After all, Proxmox 9 SDN added Fabrics and overhauled the mobile UI to the point where it’s completely possible to control virtual guests from a smartphone, while PVE 9.1 improved the snapshot feature and brought much-needed (still somewhat experimental) support. OCI container images. Compared to the past few updates, the updated Linux kernel might seem like the biggest highlight of Proxmox VE 9.2 for people with single-node installations. But if, like me, you have a high-availability Proxmox cluster in your availability arsenal, then you’ll be happy.
Cluster Resource Scheduler has a new load balancer
One that can dynamically adjust virtual guest migration
Until now, the Cluster Resource Scheduler supported only two modes: basic/default and static. The latter uses the total resources consumed by the virtual guest to gauge the best node for migration tasks, while its counterpart simply migrates the newly HA-configured VM or LXC to the node with the least active workload. While these methods aren’t terrible for (especially static) HA migration tasks, the real problem comes when the original host comes back online.
Let’s say you have a setup like mine, where the master node is significantly more powerful than the other two (or more) systems in the cluster. So when you leave the secondary nodes, you will probably use the primary workstation to host the virtual guests high availability assignments. If node numero uno goes down, CRS migrates the LXCs and VMs you added to the HA token to other nodes. But when it comes back online, the weak systems will be forced to start your virtual environments, while the main system will be idle, leaving you with a skewed cluster configuration. For clusters with many virtual guests, you’ll have to manually migrate everything once the primary server is online – and as someone who tends to break the primary workstation with DevOps projects, migrating LXCs and VMs back was a huge headache.
This is where the newly added dynamic load balancer comes into the equation. Instead of deciding where to migrate LXCs and VMs when a node is offline, it also calculates the load on each system when the host restarts, thus preventing virtual guest imbalances that can occur in static and primary profiles. Needless to say, there are additional settings in the CRS configuration section, including automatic rebalancing capability, imbalance threshold, balancing method, etc.
The new HA disarm mechanism makes maintenance tasks much safer
You can choose between two disarming modes
Along with the dynamic load balancer, Proxmox 9.2 added a new HA disarmer that disables the high availability manager… Temporarily, that is. Performing random node maintenance tasks while the HA manager takes care of your virtual guests and their affinity rules can cause unwanted migrations or accidentally force the host to fence.
With the disarming technique, you can safely perform maintenance tasks without worrying about the HA manager messing up the cluster. Disarm Mode Freeze stops the state from changing and the cluster stops reacting to failed nodes, making it better for situations where nodes need to work. Another disarm mode, Ignore, prevents HA tracking for virtual guests and is intended for use when you need to shut down the entire cluster.

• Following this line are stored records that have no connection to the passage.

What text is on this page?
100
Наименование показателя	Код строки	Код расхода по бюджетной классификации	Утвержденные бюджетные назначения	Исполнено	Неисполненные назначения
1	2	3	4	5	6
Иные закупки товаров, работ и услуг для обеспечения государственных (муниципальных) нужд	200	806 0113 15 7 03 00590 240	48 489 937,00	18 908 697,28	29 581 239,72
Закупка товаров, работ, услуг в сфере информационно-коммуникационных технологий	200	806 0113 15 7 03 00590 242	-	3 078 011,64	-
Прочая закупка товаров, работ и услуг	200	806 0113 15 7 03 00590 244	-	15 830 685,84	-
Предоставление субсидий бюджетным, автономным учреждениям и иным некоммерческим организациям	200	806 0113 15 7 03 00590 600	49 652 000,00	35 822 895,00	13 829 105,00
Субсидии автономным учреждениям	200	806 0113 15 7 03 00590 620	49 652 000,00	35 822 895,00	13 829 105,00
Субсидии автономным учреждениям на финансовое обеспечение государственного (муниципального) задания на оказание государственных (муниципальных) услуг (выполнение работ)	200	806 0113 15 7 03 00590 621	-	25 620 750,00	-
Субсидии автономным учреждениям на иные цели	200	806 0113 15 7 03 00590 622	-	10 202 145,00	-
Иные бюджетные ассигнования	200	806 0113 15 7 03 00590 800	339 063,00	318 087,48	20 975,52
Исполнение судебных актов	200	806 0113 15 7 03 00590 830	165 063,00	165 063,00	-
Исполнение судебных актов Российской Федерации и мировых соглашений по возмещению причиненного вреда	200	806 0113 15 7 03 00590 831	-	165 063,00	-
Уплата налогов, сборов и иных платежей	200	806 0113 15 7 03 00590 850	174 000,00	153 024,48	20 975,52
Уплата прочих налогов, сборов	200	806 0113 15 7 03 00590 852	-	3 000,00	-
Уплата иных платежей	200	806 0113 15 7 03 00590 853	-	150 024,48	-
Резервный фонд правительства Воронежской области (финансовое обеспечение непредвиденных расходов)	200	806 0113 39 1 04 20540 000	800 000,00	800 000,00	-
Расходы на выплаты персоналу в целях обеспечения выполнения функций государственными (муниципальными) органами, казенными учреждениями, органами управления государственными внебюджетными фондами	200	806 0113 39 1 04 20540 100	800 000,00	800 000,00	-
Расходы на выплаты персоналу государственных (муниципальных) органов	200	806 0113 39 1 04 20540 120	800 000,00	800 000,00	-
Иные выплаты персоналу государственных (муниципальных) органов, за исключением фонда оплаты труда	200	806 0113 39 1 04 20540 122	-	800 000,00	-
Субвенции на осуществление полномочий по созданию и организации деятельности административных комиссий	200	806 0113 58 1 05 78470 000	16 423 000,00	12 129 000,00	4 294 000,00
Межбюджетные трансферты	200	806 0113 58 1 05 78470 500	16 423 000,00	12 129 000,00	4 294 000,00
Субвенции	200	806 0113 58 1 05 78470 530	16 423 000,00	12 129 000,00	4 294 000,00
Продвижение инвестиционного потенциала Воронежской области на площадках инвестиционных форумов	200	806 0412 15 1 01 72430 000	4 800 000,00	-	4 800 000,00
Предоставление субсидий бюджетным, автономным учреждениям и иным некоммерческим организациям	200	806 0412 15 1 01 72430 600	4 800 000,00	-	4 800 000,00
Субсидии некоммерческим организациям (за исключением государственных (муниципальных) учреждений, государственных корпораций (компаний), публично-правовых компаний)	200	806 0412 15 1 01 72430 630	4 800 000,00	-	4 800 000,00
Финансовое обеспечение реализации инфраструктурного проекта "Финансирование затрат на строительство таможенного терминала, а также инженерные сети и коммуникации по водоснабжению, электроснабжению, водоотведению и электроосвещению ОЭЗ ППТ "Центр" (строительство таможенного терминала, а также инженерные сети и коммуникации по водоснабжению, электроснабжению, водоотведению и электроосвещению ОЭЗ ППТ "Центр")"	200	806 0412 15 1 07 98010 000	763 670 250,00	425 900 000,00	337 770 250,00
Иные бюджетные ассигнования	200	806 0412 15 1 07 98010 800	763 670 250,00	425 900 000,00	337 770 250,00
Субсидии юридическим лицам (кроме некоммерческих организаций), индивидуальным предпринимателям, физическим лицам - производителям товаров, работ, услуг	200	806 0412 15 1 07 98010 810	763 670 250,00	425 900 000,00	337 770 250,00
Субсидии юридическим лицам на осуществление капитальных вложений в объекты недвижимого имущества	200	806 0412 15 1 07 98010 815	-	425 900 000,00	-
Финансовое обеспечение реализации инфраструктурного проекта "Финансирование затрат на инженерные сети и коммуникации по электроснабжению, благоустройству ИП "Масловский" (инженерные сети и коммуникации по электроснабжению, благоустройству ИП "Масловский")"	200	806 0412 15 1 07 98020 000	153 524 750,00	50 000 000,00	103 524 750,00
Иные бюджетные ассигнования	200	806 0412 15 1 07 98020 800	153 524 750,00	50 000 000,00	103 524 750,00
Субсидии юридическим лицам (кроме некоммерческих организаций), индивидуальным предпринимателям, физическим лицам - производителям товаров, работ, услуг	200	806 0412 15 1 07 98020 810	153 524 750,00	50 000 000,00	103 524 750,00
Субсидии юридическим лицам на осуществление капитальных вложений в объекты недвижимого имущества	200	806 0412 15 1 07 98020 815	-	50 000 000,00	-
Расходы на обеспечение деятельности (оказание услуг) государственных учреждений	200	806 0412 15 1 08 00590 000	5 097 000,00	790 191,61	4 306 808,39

Technically, you can use this build with pve-ha-manager version 5.1.3 in April. ha-manager ignores crm-team disarm-ha andha-manager crm-team is disarm-ha don commands, but PVE 9.2 adds simple toggles for disarm modes within the HA tab.
PVE 9.2 also improves the SDN stack
And it brings the CPU profile management tool
While cluster-oriented features take center stage in the latest Proxmox update, PVE 9.2 has a few other tricks up its sleeve. The SDN stack now includes route maps for BGP/EVPN filtering and support for Border Gateway Protocol and WireGuard, the latter of which is especially useful for people who want to connect multiple nodes over a secure VPN.
The Datacenter section then has a custom CPU model utility that allows you to store processor-related flags and parameters in reusable profiles. Since this is a cluster-centric update, the flag selector explicitly shows the flag match on each node processor, so you don’t set the wrong architecture configurations for your virtual guests, and you don’t waste minutes when migrated VMs don’t run on a different PVE host. If you’re wondering, yes, I speak from experience.